Flint found exactly what I was afraid he would find — nothing. But Tucker, a moment later, was more successful. I was afraid of what he found too.

He stood up suddenly. “Phillips, these flowers aren’t the same ones that were here earlier this morning. When’d you change them?”

“It was a little over an hour ago.”

“How much over? I want to know exactly.”

Merlini answered. “It was nearer an hour and a half. I saw him carrying the vase into the living-room shortly before the lieutenant and I left the house.” He looked at the three-cornered fragment of glass Tucker was holding between thumb and forefinger. “What is it? Fingerprint?”

Tucker didn’t answer. Instead he asked Phillips, “Was the vase washed when the flowers were changed?”

The butler nodded. “Yes, it was.”

This answer seemed to hit Tucker hard. He stood there for a moment without speaking, staring blankly at the glass in his hand.

Then Flint said, “Well, let’s have it. Whose print—”

Tucker’s answer was barely audible. The bottom had dropped out of his voice completely.

“It’s Smith’s,” he said.

The man who refused to stay dead, the man whose body had been lying on a cold slab at the morgue for nearly three hours, was back again.

Chapter Seventeen:

The Fine Art of Murder

Just when I thought I had found a silver lining in the cloud, the damned thing exploded thunder and lightning. I had been ready to guarantee my solution free from all supernatural impurities and had been sure that it would even meet the lieutenant’s specifications in that respect. I had exorcised the ghost completely, and, in the next moment, he was right back again just as lively as ever — and twice as dead!

All my answers, as far as I could see, were still good except that none of them would explain what had just happened. I knew how Smith had vanished both from Mrs. Wolff’s bedroom and from the study. But, even if he were still alive, those methods wouldn’t begin to explain how he could have come unseen into this room and tipped over that vase. They certainly wouldn’t explain it if he were dead. And worse, even if I disregarded the fingerprint, I saw no way anyone else could have managed it. That included the murderer. I couldn’t even see why the murderer would want to do it.

The one thing I did know was that I was not going to let a ghost come creeping back into my solution no matter what sort of fingerprint credentials he offered.
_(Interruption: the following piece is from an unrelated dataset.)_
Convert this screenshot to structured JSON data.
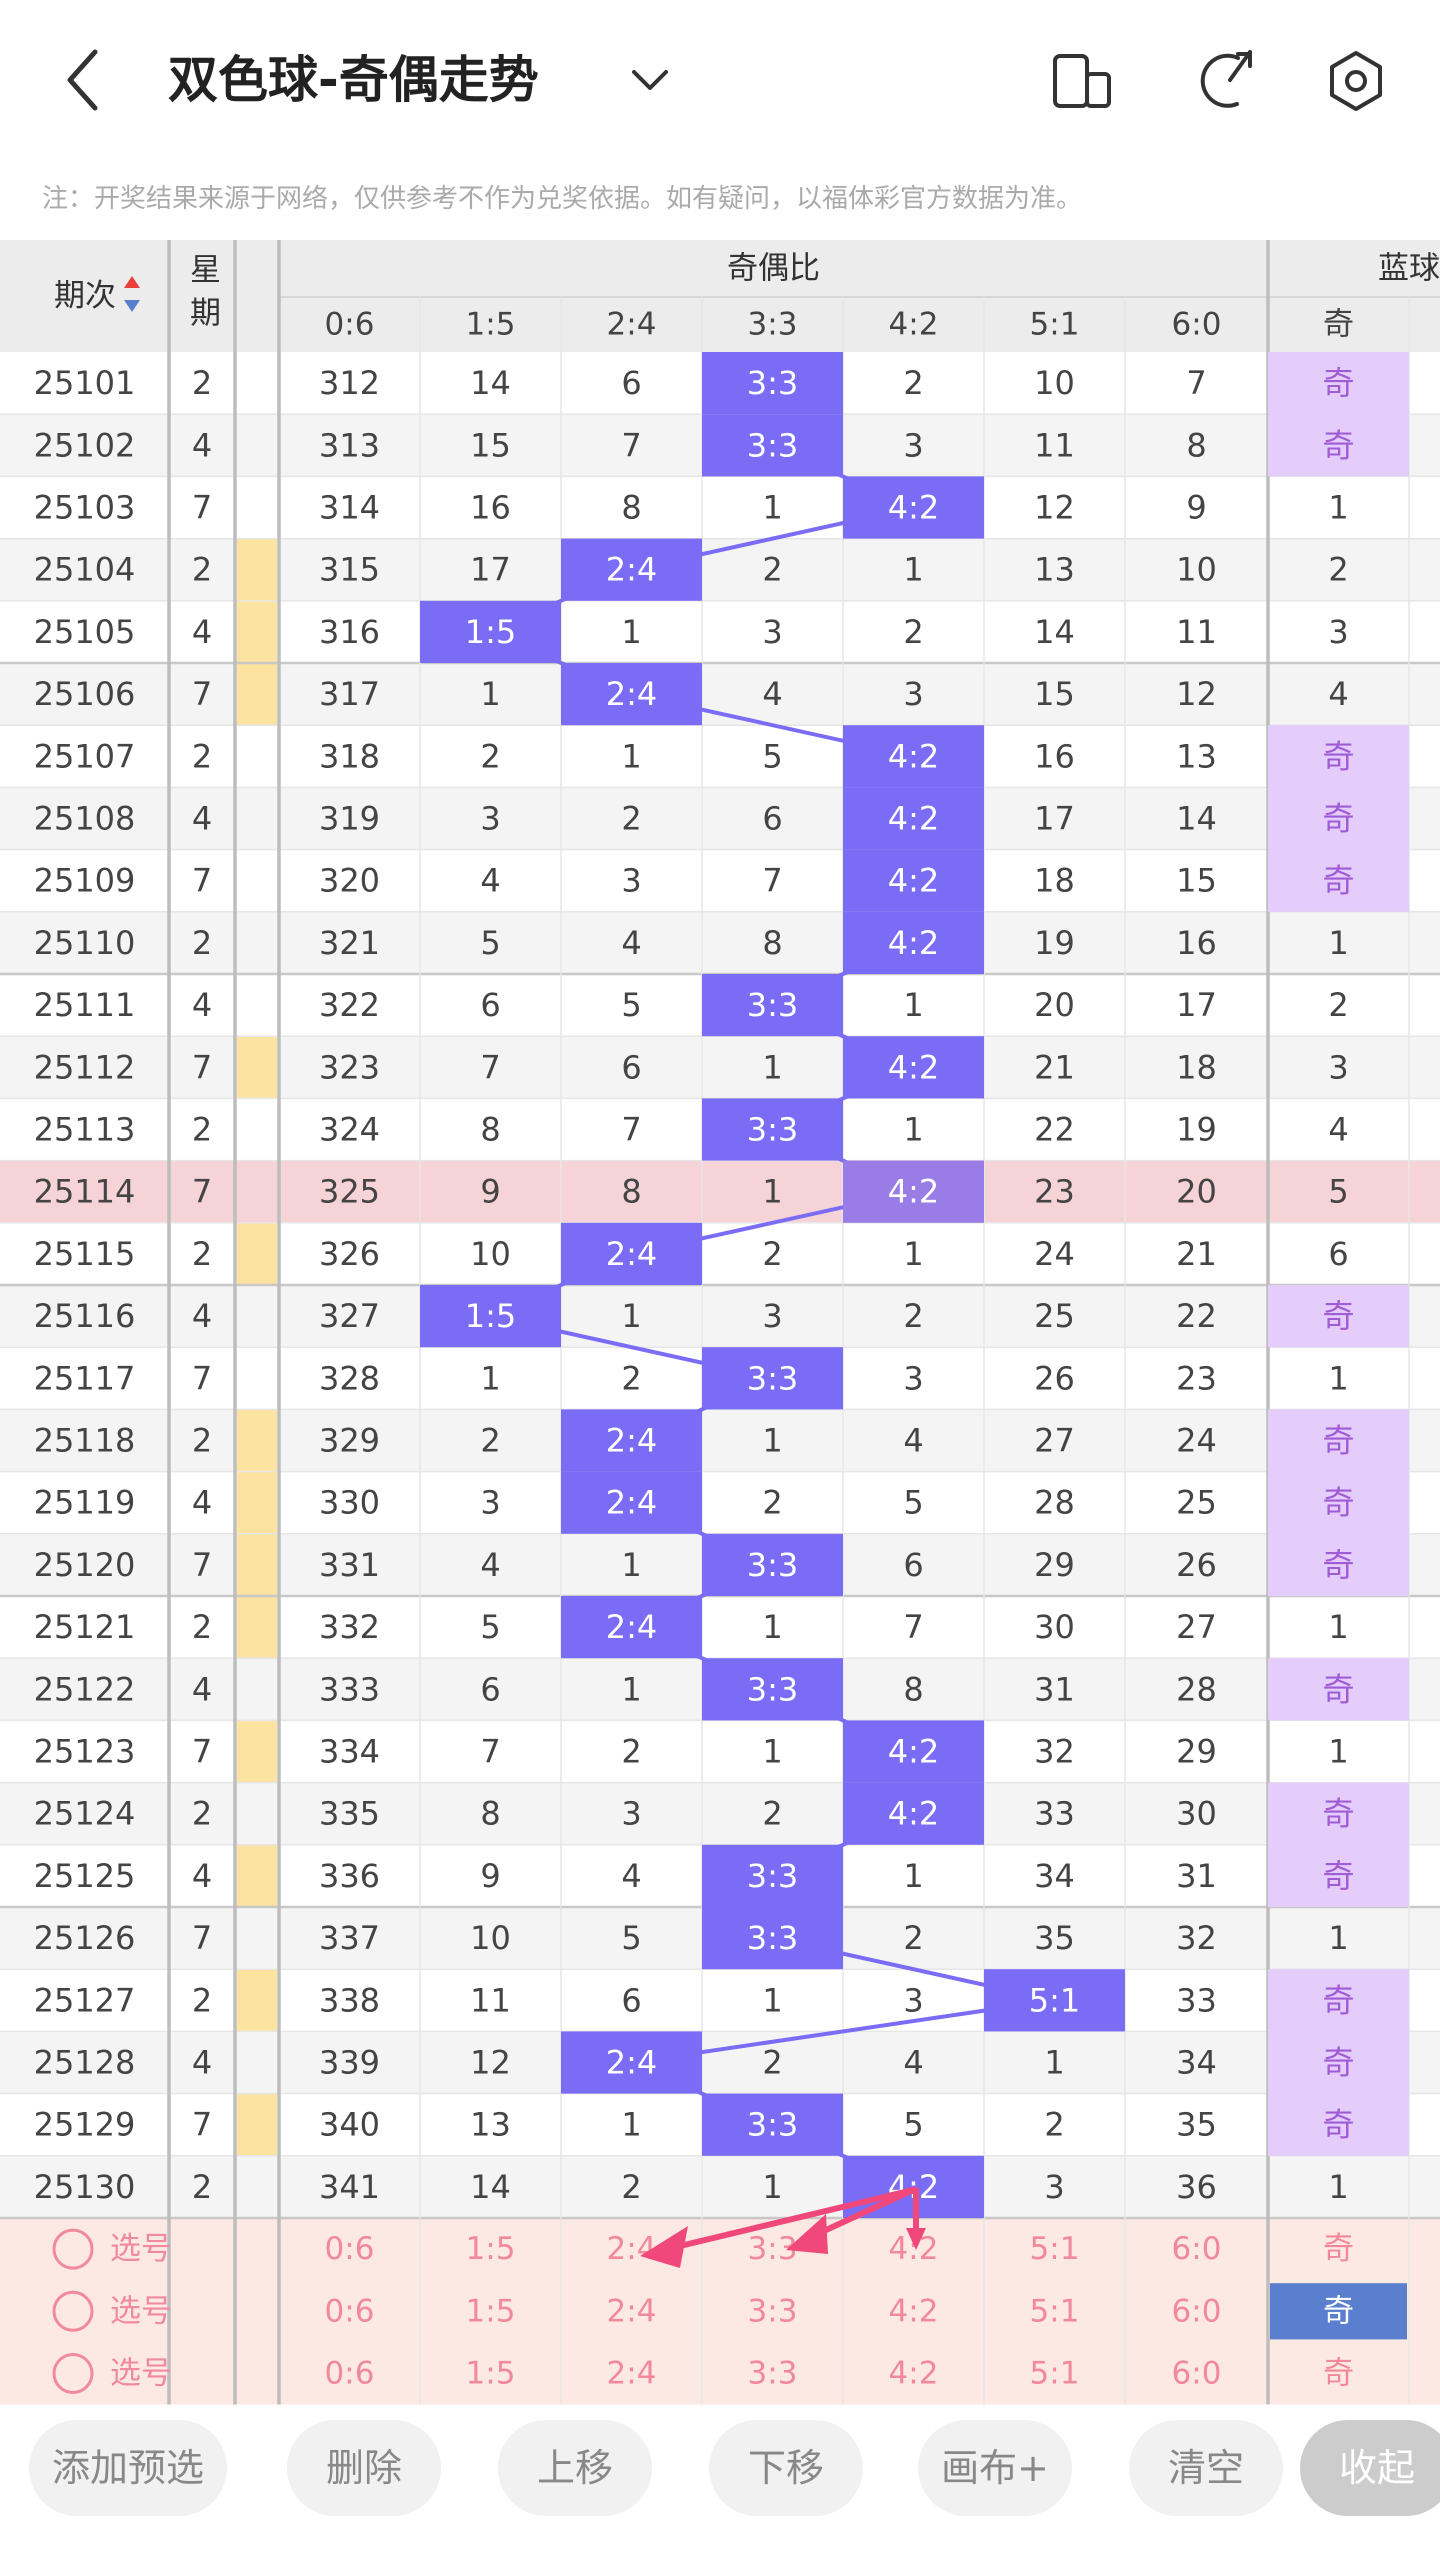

He was, somehow, going to have to turn out to be the juggling trick he always had been. The thing to do was refer the matter to the technical expert in hocus-pocus, Merlini. It was in his department.

I turned and saw him making for the door to the hall. I caught him just before he went out.

“Just a minute,” I said. “Is Smith really dead this time, or isn’t he?”

“If he’s only pretending,” Merlini answered, “it’s as realistic a job of acting as I ever saw. We stopped at the morgue on our way back just now and had a look at most of him.”

“Most of him?”

“Yes. The medical examiner had removed a few pieces here and there for analysis.”

“And did you find out if his death was accidental or on purpose?”

“Well, there wasn’t anything wrong with the car that couldn’t have been caused by the smash, and the autopsy hasn’t turned up anything, so far at least, that contradicts an accidental death. The toxicological tests, of course, will take time.”